Now the sector fund selection. I follow a dozen broad-based sector funds, such as Financial, Utilities, Technology, and the like. Nowadays I’m sure you could just as well use broad sector ETFs instead of the funds, and maybe someday I’ll make the switch. Every other month I calculate the total return of each of the 12 sector funds over the past two months and invest in the five with the best 2-month return. I’ve done some testing over the years, and there are probably better time durations, but I started with the 2-month period for both returns and for a holding period, and it has worked out well enough.

I can almost hear someone asking how this has performed. Well, 1998 was my first year doing all this, and there was a good bit of transitioning and experimenting, so I’ll just leave those results out of the mix. Starting in January of 1999, and calculating through yesterday, the compounded return has been just shy of 11% annually. Nothing to shout about, surely, but a good bit better than the S&P 500 return over the same time. My goal is all this was to get to a place where I didn’t have to worry about individual stocks and to limit my risk at the same time. One way I like to look at risk is to find out what the worst twelve-month return has been, on a rolling basis. The S&P lowest 12 month return was about -45%, whereas my worst 12 month time was just a bit shy of -7%, back in late 2008.

That’s it in a nutshell. There are plenty of more details, such as which months I use for the sector fund rotation. I do that work on the first day of the odd-numbered months. And I rebalance the three core funds at that same time, selling or buying a few shares to start every 2-month period with the same dollar amount in each of them.
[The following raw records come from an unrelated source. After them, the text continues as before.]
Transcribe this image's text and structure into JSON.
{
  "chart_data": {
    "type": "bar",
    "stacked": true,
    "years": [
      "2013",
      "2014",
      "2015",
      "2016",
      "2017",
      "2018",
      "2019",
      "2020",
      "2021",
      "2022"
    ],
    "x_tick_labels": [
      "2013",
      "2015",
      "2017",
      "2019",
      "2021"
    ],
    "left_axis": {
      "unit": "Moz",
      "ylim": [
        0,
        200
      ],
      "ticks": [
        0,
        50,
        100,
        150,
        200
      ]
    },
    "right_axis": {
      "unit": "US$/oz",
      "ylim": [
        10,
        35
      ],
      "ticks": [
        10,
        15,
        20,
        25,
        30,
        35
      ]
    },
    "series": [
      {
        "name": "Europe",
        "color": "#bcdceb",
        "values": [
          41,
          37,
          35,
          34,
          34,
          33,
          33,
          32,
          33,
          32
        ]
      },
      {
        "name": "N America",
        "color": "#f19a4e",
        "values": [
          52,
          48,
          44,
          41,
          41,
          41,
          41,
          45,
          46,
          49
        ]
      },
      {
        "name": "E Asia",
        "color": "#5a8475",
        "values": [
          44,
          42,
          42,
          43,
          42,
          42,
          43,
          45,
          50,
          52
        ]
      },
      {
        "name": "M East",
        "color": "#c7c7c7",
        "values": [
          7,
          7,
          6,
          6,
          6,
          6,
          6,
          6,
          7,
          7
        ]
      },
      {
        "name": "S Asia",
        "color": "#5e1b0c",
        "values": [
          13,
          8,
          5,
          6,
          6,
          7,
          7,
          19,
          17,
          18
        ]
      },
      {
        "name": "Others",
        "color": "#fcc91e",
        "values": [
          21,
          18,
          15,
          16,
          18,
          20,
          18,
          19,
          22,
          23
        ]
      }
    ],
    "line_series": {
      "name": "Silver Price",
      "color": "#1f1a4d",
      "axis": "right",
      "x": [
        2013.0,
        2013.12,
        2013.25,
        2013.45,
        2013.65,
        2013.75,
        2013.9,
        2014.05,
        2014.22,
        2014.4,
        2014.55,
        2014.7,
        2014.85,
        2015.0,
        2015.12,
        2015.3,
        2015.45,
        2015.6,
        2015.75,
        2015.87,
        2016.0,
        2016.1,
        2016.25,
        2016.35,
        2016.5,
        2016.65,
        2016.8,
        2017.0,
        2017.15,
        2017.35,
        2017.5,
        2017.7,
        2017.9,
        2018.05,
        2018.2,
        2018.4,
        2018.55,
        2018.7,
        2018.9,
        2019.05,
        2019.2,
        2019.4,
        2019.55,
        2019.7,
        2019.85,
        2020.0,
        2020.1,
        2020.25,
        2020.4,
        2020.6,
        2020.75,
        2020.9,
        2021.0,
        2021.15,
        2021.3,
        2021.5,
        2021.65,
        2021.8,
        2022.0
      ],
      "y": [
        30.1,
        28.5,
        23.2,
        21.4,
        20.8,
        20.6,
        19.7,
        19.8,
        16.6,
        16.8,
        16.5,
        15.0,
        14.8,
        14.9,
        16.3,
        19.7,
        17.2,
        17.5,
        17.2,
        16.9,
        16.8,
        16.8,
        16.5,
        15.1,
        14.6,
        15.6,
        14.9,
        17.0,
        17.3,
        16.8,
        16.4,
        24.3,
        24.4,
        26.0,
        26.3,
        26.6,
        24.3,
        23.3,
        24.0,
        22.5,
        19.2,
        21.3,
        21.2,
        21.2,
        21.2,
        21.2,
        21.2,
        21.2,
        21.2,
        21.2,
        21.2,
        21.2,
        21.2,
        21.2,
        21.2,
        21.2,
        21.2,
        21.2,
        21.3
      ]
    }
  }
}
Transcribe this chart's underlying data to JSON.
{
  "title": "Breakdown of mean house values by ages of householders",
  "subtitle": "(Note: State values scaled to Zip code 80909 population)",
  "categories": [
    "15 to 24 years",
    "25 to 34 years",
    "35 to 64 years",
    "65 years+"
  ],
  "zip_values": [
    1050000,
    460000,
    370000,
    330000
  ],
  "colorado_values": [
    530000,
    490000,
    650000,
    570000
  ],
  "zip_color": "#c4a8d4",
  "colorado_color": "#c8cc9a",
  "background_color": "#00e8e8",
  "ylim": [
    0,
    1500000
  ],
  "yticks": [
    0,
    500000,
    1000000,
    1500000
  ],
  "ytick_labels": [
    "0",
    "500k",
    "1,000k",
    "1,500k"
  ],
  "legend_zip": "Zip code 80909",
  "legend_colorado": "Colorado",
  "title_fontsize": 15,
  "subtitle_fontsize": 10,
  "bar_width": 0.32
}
I look at the timer every few days, and if it makes a sudden rise or takes a sudden dip (such as it did earlier this month) I’ll adjust the hedge accordingly. So far it’s kept us out of the swamp and with enough returns to keep things interesting. I don’t know if it will continue to do as well in the future but don’t see any obstacles to that. By the way, right now the timer is sitting at a total of 2, with only a couple of days to go until it will definitely drop to 1 when the calculation of the index's maximum high over the past 80 days will age off. That means that currently I'm hedged at 100%.

This brings me to the end of something that ended up longer than I expected and I guess that means it’s time to stop writing. I hope this is helpful to someone.